4.2. L’identificazione dell’economicità della gestione – in luogo dello scopo di lucro soggettivo – quale requisito essenziale dell’attività d’impresa permette, dunque, di riconoscere lo statuto di imprenditore commerciale fallibile a tutti gli enti di tipo associativo che svolgano in concreto, esclusivamente o prevalentemente, attività di impresa commerciale, restando ininfluente lo schema giuridico adottato (Cass. n. 8374/2000, n. 22955/2020). Tale approdo è del resto in linea con l’ordinamento Euro-unionale, che ha adottato una nozione di imprenditore ancora più ampia di quella nazionale, comprensiva di qualsiasi entità che eserciti un’attività economica consistente nell’offerta di beni o servizi in un determinato mercato, indipendentemente dal suo status giuridico e delle sue modalità di finanziamento (ex multis, Corte giustizia 3 marzo 2011, Ag2R; 29 settembre 2011, Elf Aquitaine; 29 marzo 2011, Arcelor Mittal).

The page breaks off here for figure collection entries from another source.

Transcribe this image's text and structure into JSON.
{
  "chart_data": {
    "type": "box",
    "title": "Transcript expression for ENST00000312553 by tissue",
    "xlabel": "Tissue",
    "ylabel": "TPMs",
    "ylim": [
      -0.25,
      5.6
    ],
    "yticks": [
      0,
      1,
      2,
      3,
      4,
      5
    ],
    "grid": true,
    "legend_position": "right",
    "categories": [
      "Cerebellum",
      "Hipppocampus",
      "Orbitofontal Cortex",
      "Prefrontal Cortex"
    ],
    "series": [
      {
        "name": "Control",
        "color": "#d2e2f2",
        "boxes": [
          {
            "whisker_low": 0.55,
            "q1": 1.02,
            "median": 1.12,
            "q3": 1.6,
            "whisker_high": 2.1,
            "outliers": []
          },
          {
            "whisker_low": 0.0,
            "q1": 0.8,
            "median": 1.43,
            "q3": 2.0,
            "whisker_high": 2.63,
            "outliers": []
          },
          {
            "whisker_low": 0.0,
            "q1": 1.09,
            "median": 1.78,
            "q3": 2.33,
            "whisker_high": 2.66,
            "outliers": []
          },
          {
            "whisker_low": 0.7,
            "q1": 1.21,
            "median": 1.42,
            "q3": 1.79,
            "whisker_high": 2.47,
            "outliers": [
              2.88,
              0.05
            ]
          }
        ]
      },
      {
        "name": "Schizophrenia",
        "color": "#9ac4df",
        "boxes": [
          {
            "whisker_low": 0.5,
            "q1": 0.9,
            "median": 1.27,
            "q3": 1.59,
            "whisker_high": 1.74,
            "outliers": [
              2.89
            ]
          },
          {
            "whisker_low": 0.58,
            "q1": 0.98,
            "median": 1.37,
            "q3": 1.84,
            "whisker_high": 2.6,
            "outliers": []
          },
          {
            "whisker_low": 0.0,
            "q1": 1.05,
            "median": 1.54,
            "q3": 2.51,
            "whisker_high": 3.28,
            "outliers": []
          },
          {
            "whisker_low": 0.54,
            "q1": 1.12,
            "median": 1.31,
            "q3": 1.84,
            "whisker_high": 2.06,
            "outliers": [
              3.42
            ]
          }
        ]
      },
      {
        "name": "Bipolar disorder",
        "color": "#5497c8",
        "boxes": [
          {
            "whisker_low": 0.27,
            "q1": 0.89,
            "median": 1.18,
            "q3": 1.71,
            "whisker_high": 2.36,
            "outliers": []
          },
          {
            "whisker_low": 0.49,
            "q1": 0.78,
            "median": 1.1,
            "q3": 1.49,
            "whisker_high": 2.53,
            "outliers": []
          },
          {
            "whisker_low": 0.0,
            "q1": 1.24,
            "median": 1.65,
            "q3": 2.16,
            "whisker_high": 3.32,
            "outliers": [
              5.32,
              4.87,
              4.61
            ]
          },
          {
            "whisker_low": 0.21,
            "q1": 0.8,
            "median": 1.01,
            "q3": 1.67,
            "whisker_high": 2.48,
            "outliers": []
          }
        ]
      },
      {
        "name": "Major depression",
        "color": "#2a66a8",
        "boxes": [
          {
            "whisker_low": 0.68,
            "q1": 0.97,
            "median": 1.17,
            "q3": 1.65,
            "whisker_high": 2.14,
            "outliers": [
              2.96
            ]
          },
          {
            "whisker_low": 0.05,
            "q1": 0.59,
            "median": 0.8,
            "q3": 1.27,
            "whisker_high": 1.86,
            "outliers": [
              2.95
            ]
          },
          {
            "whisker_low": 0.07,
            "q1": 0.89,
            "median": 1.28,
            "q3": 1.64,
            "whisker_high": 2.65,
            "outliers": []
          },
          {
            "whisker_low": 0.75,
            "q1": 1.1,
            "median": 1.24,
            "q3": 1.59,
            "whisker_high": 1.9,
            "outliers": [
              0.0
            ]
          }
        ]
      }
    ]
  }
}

4.3. Così ricostruito il quadro teorico di riferimento, va ribadito l’orientamento di questa Corte per cui l’ente associativo dedito all’attività di formazione professionale, sulla base di progetti predisposti dalla regione, dalla quale riceva contributi per la copertura – non integrale – dei costi di organizzazione, è assoggettabile a fallimento, poiché la presenza di proventi ricavati dallo svolgimento dell’attività (nel caso in esame accertati dai giudici di merito nella misura del “30/35% del totale delle cospicue entrate”) esclude la gratuità dell’attività, in quanto l’ente opera in modo che i fattori di produzione siano remunerati, anche se solo in parte, con i propri ricavi (v. a contrario, Cass. n. 22955/2020, che ha cassato la sentenza con la quale la stessa Corte d’appello di Palermo, respingendo il reclamo avverso la sentenza dichiarativa di fallimento di un ente di formazione, aveva ricollegato il carattere imprenditoriale della sua attività, al solo dato oggettivo dell’attitudine a conseguire la remunerazione dei fattori produttivi, considerando irrilevante la gratuità del servizio reso agli allievi; cfr. Cass. Sez. U, n. 3353/1994, Cass. n. 3868/2012).

4.4. In sintesi, sussiste attività di impresa tutte le volte in cui vi sia una obiettiva economicità della gestione, intesa come proporzionalità tra costi e ricavi (cd. lucro oggettivo), che si traduce nell’attitudine a conseguire la remunerazione dei fattori produttivi (Cass. n. 22955/2020, n. 25478/2019, n. 20815/2006), o anche nella tendenziale idoneità dei ricavi a perseguire il pareggio di bilancio (Cass. 42/2018); tale requisito va escluso solo ove l’attività sia svolta in modo del tutto gratuito (Cass. Sez. U, n. 3353/1994; Cass. n. 22955/2020, n. 14250/2016, n. 16435/2003).

5. Al rigetto del ricorso segue la condanna del ricorrente alle spese del giudizio di legittimità, liquidate come da dispositivo.

6. Ricorrono i presupposti processuali per il cd. raddoppio del contributo unificato D.P.R. n. 115 del 2002, ex art. 13, comma 1-quater, (Cass. Sez. U, n. 4315/2020).

P.Q.M.

Rigetta il ricorso.

Condanna il ricorrente al pagamento delle spese del giudizio di legittimità, che liquida per compensi in Euro 7.000,00 a favore del Fallimento controricorrente ed Euro 6.000,00 in favore degli altri controricorrenti, in tutti i casi oltre a spese forfettarie nella misura del 15 per cento, esborsi liquidati in Euro 100,00 ed accessori di legge.

Ai sensi del D.P.R. n. 115 del 2002, art. 13, comma 1 quater, dà atto della sussistenza dei presupposti processuali per il versamento, da parte del ricorrente, di un ulteriore importo a titolo di contributo unificato, pari a quello previsto per il ricorso a norma dello stesso art. 13, comma 1 bis, se dovuto.

Così deciso in Roma, nella Camera di consiglio, il 12 ottobre 2021.